The opportunity came at a workshop which took place Wednesday at The Gleaner Company's offices in downtown Kingston. It saw participants from communities such as Mountain View and Denham Town in Kingston. The event was executed through the Institute of Law and Economics; Trust for Americas and the Organization of American States, who collaborated with The Gleaner Company (Media) Ltd.

Shanae Owens, lab coordinator at the Urban Labs Youth Innovation Project, told The Gleaner that the event was to create an avenue in which youth can express themselves and fulfil their potential.

"It's really a space to foster youth innovation and entrepreneurship. The stakeholders recognise that there is a lot of talent among youth in Jamaica. However, it seem they don't have any way of expressing their talents. They also have a lot of solutions to urban problems that are in Jamaica," she said.

"It's a space for them to come and create long-term projects and also start business ventures.
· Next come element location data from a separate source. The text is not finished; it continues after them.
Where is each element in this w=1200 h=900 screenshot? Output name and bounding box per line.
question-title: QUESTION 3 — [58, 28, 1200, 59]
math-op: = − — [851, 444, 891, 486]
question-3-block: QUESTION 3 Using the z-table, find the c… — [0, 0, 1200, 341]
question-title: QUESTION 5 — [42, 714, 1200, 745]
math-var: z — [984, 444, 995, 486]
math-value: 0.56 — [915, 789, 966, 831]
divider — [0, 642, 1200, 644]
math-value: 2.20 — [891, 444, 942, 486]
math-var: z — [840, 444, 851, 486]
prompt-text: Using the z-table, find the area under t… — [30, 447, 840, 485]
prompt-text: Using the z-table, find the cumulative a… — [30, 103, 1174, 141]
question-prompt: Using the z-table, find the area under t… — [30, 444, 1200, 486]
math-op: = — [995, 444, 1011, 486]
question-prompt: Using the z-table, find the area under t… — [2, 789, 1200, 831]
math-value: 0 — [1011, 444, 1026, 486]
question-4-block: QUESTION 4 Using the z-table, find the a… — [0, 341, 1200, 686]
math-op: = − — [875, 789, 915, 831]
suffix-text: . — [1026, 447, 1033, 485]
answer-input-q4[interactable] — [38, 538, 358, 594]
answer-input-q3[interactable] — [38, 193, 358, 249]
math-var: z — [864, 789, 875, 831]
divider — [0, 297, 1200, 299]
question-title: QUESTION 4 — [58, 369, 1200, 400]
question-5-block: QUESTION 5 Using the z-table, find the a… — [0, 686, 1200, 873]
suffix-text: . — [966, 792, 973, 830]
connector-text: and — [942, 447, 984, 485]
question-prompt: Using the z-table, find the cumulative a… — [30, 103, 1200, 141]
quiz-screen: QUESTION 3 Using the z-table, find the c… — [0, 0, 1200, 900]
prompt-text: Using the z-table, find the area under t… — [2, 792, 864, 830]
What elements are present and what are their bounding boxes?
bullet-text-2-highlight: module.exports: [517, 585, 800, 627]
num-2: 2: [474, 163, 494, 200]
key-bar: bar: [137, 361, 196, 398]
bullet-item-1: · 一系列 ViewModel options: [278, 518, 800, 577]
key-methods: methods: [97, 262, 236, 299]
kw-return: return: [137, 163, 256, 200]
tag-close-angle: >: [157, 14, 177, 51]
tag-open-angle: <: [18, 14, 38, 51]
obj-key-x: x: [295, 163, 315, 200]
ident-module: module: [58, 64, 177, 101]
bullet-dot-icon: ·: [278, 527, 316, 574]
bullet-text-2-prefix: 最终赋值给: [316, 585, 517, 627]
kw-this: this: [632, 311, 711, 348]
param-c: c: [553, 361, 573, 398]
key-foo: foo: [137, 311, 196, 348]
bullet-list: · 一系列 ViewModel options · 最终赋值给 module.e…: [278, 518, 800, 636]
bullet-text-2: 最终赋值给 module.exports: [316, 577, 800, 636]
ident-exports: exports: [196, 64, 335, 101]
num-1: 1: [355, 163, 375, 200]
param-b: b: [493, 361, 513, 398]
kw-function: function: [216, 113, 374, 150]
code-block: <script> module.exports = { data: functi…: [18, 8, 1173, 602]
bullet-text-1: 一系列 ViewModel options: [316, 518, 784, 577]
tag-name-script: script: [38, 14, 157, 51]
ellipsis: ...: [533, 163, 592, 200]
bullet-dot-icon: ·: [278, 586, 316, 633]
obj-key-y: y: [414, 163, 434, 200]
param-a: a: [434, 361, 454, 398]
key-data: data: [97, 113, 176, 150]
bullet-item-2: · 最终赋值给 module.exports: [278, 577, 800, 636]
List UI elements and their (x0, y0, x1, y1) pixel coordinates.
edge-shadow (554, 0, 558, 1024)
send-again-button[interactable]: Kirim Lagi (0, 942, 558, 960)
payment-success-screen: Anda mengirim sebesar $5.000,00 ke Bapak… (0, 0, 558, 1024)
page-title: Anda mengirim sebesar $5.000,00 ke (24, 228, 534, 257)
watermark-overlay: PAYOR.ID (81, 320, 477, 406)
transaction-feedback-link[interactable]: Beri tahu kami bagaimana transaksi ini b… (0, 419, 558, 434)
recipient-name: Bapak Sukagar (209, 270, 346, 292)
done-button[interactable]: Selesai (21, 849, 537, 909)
The main objective is for them to find the solution to urban problems. Secondly, I want them to network with persons who are in the discipline," Owens said.




Terri-Karelle Reid, sales and brand manager for Gleaner Online, similarly expressed enthusiasm for the opportunities that can accrue from the event for youth to develop themselves.

"When they approached us, we really appreciated and valued what is it that they are trying to do. A lot of the times, youth are labelled based on their circumstances and the question then becomes, 'How do we have them contribute to society? Do we just leave them?' So I am truly encouraged that we have the opportunity to empower them," she said.

"Many of them here today are very much interested in being entrepreneurs, social enterprisers, trying to figure out new solutions using digital platforms, and so we thought it was the perfect fit. Our company (Gleaner) offers so many digital services and we do it all in-house," she explained.

"We decided to bring them in and then we will be showing them what we do and assist them with their projects."